Seus cabelos longos, negros e levemente ondulados
davam-lhe um ar de monge solitário, fazendo jus à
alcunha de “o eremita” como era conhecido na região.
Na realidade era mais um lobo solitário, pois há um
bom tempo vivia ali sozinho com seu inseparável cão.
Sentado ali na soleira da porta assistia
extasiado os primeiros raios de sol que inundavam de
luz aquelas terras que ele sonhava, um dia, lhes per-
tencerem.

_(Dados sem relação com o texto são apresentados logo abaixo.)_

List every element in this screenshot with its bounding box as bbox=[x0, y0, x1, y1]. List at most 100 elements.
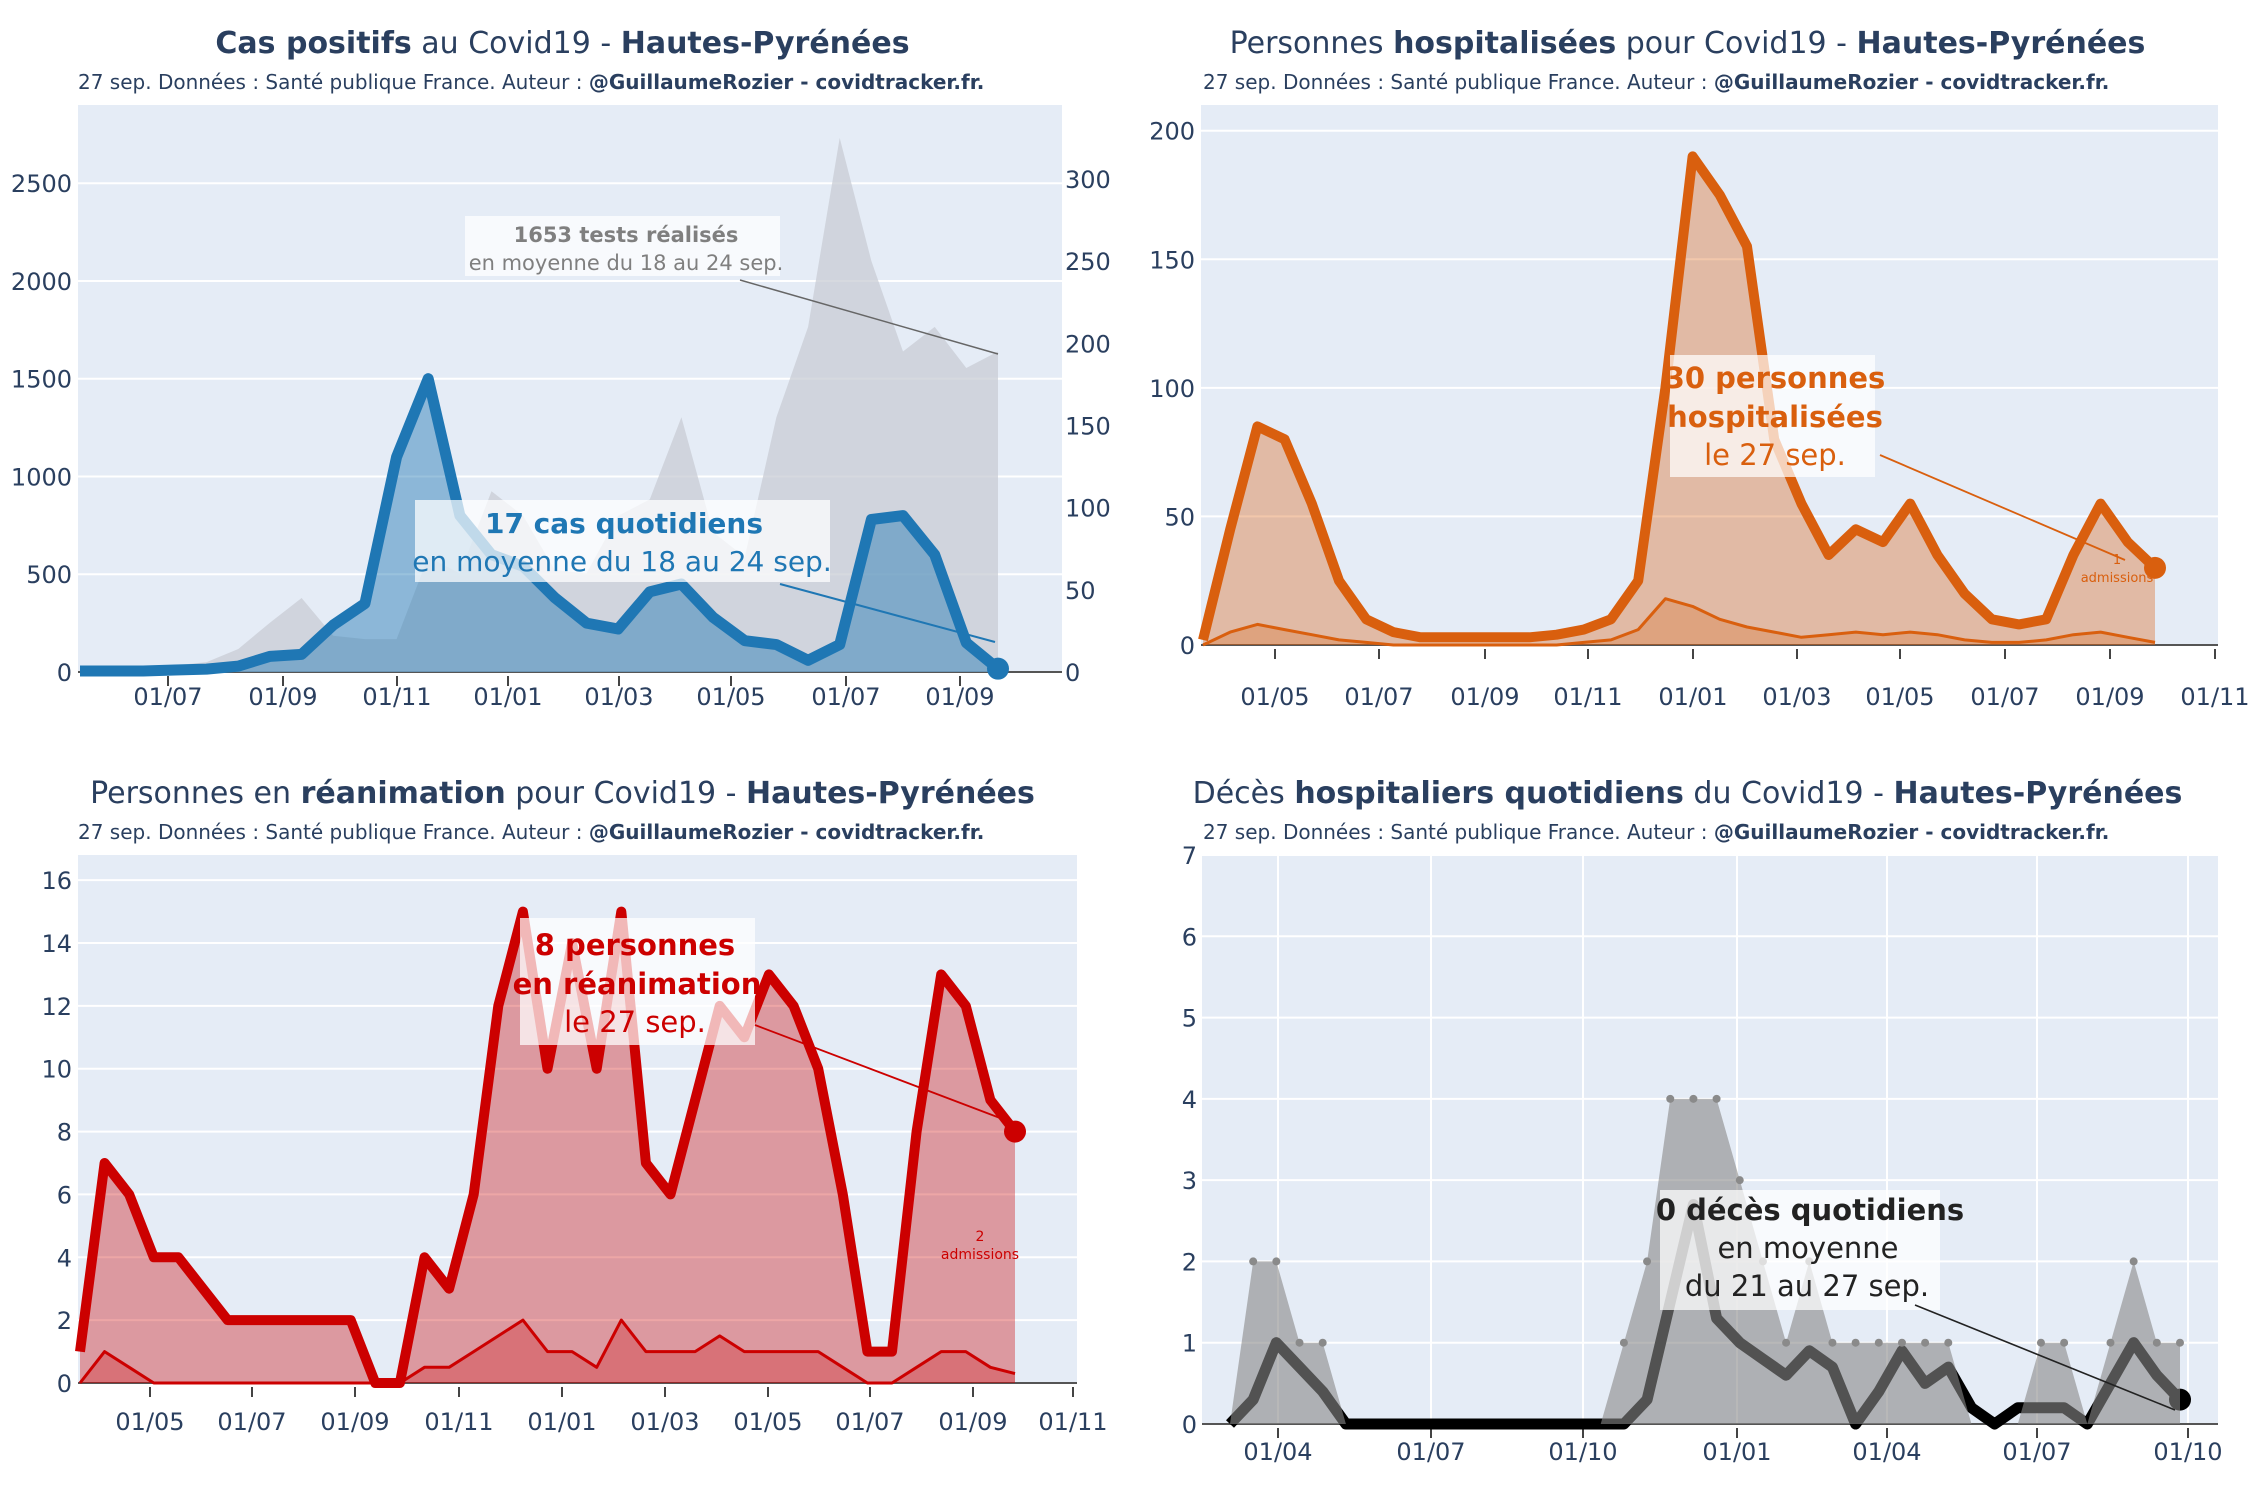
x-tick-label: 01/05 bbox=[1865, 683, 1934, 711]
data-point bbox=[2036, 1338, 2045, 1347]
annotation-hosp-bold: 30 personnes bbox=[1665, 361, 1886, 395]
annotation-box bbox=[1670, 355, 1875, 477]
annotation-deces-text2: du 21 au 27 sep. bbox=[1685, 1269, 1929, 1303]
data-point bbox=[1782, 1338, 1791, 1347]
data-point bbox=[1619, 1338, 1628, 1347]
x-tick-label: 01/07 bbox=[1396, 1438, 1465, 1466]
annotation-box bbox=[1660, 1190, 1940, 1310]
last-value-marker bbox=[1004, 1120, 1026, 1143]
annotation-hosp-text: le 27 sep. bbox=[1704, 438, 1846, 472]
x-tick-label: 01/07 bbox=[133, 683, 202, 711]
chart-subtitle: 27 sep. Données : Santé publique France.… bbox=[78, 820, 985, 844]
x-tick-label: 01/05 bbox=[733, 1408, 802, 1436]
panel-rea: Personnes en réanimation pour Covid19 - … bbox=[0, 750, 1125, 1500]
last-value-marker bbox=[987, 657, 1009, 680]
annotation-arrow bbox=[1879, 454, 2126, 561]
data-point bbox=[2176, 1338, 2184, 1347]
annotation-box bbox=[520, 918, 755, 1045]
y-tick-label: 0 bbox=[57, 659, 72, 687]
series-area bbox=[80, 911, 1015, 1383]
y2-tick-label: 100 bbox=[1065, 495, 1111, 523]
annotation-admissions-label: admissions bbox=[941, 1247, 1019, 1263]
data-point bbox=[1295, 1338, 1304, 1347]
annotation-arrow bbox=[1914, 1304, 2176, 1411]
y-tick-label: 0 bbox=[1182, 1411, 1197, 1439]
data-point bbox=[2106, 1338, 2115, 1347]
chart-title: Personnes hospitalisées pour Covid19 - H… bbox=[1229, 26, 2146, 61]
data-point bbox=[1828, 1338, 1837, 1347]
annotation-box bbox=[415, 500, 830, 582]
series-line bbox=[75, 906, 1019, 1388]
annotation-hosp-bold2: hospitalisées bbox=[1667, 400, 1883, 434]
annotation-rea-text: le 27 sep. bbox=[564, 1005, 706, 1039]
x-tick-label: 01/09 bbox=[2075, 683, 2144, 711]
data-point bbox=[1643, 1257, 1652, 1266]
y-tick-label: 1500 bbox=[11, 366, 72, 394]
series-line bbox=[1198, 151, 2159, 643]
annotation-arrow bbox=[739, 279, 999, 355]
x-tick-label: 01/10 bbox=[1548, 1438, 1617, 1466]
data-point bbox=[2060, 1338, 2069, 1347]
y-tick-label: 16 bbox=[41, 867, 72, 895]
y-tick-label: 500 bbox=[26, 561, 72, 589]
chart-subtitle: 27 sep. Données : Santé publique France.… bbox=[78, 70, 985, 94]
panel-cases: Cas positifs au Covid19 - Hautes-Pyrénée… bbox=[0, 0, 1125, 750]
data-point bbox=[1874, 1338, 1883, 1347]
chart-subtitle: 27 sep. Données : Santé publique France.… bbox=[1203, 820, 2110, 844]
series-line bbox=[1202, 597, 2156, 647]
data-point bbox=[1735, 1176, 1744, 1185]
data-point bbox=[1689, 1094, 1698, 1103]
y-tick-label: 8 bbox=[57, 1119, 72, 1147]
y-tick-label: 6 bbox=[57, 1181, 72, 1209]
series-area bbox=[80, 1320, 1015, 1383]
x-tick-label: 01/07 bbox=[1344, 683, 1413, 711]
x-tick-label: 01/09 bbox=[320, 1408, 389, 1436]
chart-title: Personnes en réanimation pour Covid19 - … bbox=[90, 776, 1035, 811]
data-point bbox=[1712, 1094, 1721, 1103]
x-tick-label: 01/10 bbox=[2153, 1438, 2222, 1466]
x-tick-label: 01/05 bbox=[1240, 683, 1309, 711]
y-tick-label: 14 bbox=[41, 930, 72, 958]
y-tick-label: 4 bbox=[57, 1244, 72, 1272]
y-tick-label: 4 bbox=[1182, 1086, 1197, 1114]
chart-deces: 0 1 2 3 4 5 6 7 01/04 01/07 01/10 01/01 01/04 01/07 01… bbox=[1182, 842, 2223, 1466]
x-tick-label: 01/03 bbox=[1762, 683, 1831, 711]
panel-deces: Décès hospitaliers quotidiens du Covid19… bbox=[1125, 750, 2250, 1500]
y-tick-label: 6 bbox=[1182, 923, 1197, 951]
x-tick-label: 01/11 bbox=[1553, 683, 1622, 711]
x-tick-label: 01/03 bbox=[584, 683, 653, 711]
y2-tick-label: 300 bbox=[1065, 166, 1111, 194]
x-tick-label: 01/04 bbox=[1852, 1438, 1921, 1466]
last-value-marker bbox=[2144, 556, 2166, 579]
x-tick-label: 01/07 bbox=[811, 683, 880, 711]
annotation-arrow bbox=[779, 583, 996, 643]
y-tick-label: 3 bbox=[1182, 1167, 1197, 1195]
y2-tick-label: 250 bbox=[1065, 248, 1111, 276]
chart-title: Cas positifs au Covid19 - Hautes-Pyrénée… bbox=[215, 26, 910, 61]
x-tick-label: 01/01 bbox=[1702, 1438, 1771, 1466]
x-tick-label: 01/09 bbox=[1450, 683, 1519, 711]
data-point bbox=[1666, 1094, 1675, 1103]
x-tick-label: 01/09 bbox=[925, 683, 994, 711]
y-tick-label: 50 bbox=[1164, 503, 1195, 531]
annotation-deces-text: en moyenne bbox=[1717, 1231, 1898, 1265]
annotation-arrow bbox=[754, 1024, 1001, 1119]
x-tick-label: 01/03 bbox=[630, 1408, 699, 1436]
annotation-admissions-num: 1 bbox=[2113, 553, 2121, 568]
x-tick-label: 01/07 bbox=[835, 1408, 904, 1436]
chart-title: Décès hospitaliers quotidiens du Covid19… bbox=[1192, 776, 2183, 811]
series-line bbox=[78, 1318, 1016, 1385]
y-tick-label: 7 bbox=[1182, 842, 1197, 870]
annotation-deces-bold: 0 décès quotidiens bbox=[1656, 1193, 1964, 1227]
data-point bbox=[1921, 1338, 1930, 1347]
data-point bbox=[1318, 1338, 1327, 1347]
y2-tick-label: 50 bbox=[1065, 577, 1096, 605]
x-tick-label: 01/11 bbox=[2180, 683, 2249, 711]
y-tick-label: 2 bbox=[57, 1307, 72, 1335]
data-point bbox=[1897, 1338, 1906, 1347]
annotation-box bbox=[465, 216, 780, 276]
x-tick-label: 01/11 bbox=[1038, 1408, 1107, 1436]
y2-tick-label: 0 bbox=[1065, 659, 1080, 687]
chart-subtitle: 27 sep. Données : Santé publique France.… bbox=[1203, 70, 2110, 94]
y-tick-label: 200 bbox=[1149, 118, 1195, 146]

Porém, tudo o que possuía era aquela velha
casa no alto da colina e algumas centenas de metros ao
redor da mesma. Essa propriedade ele herdara do pai
que cansado de viver pusera fim à própria vida. Na
época a belíssima e enorme figueira ainda estava lá, e o
pedaço de corda que restara da forca balançava ao sabor
do vento presa num dos braços compridos daquela que
era conhecida como a árvore dos enforcados.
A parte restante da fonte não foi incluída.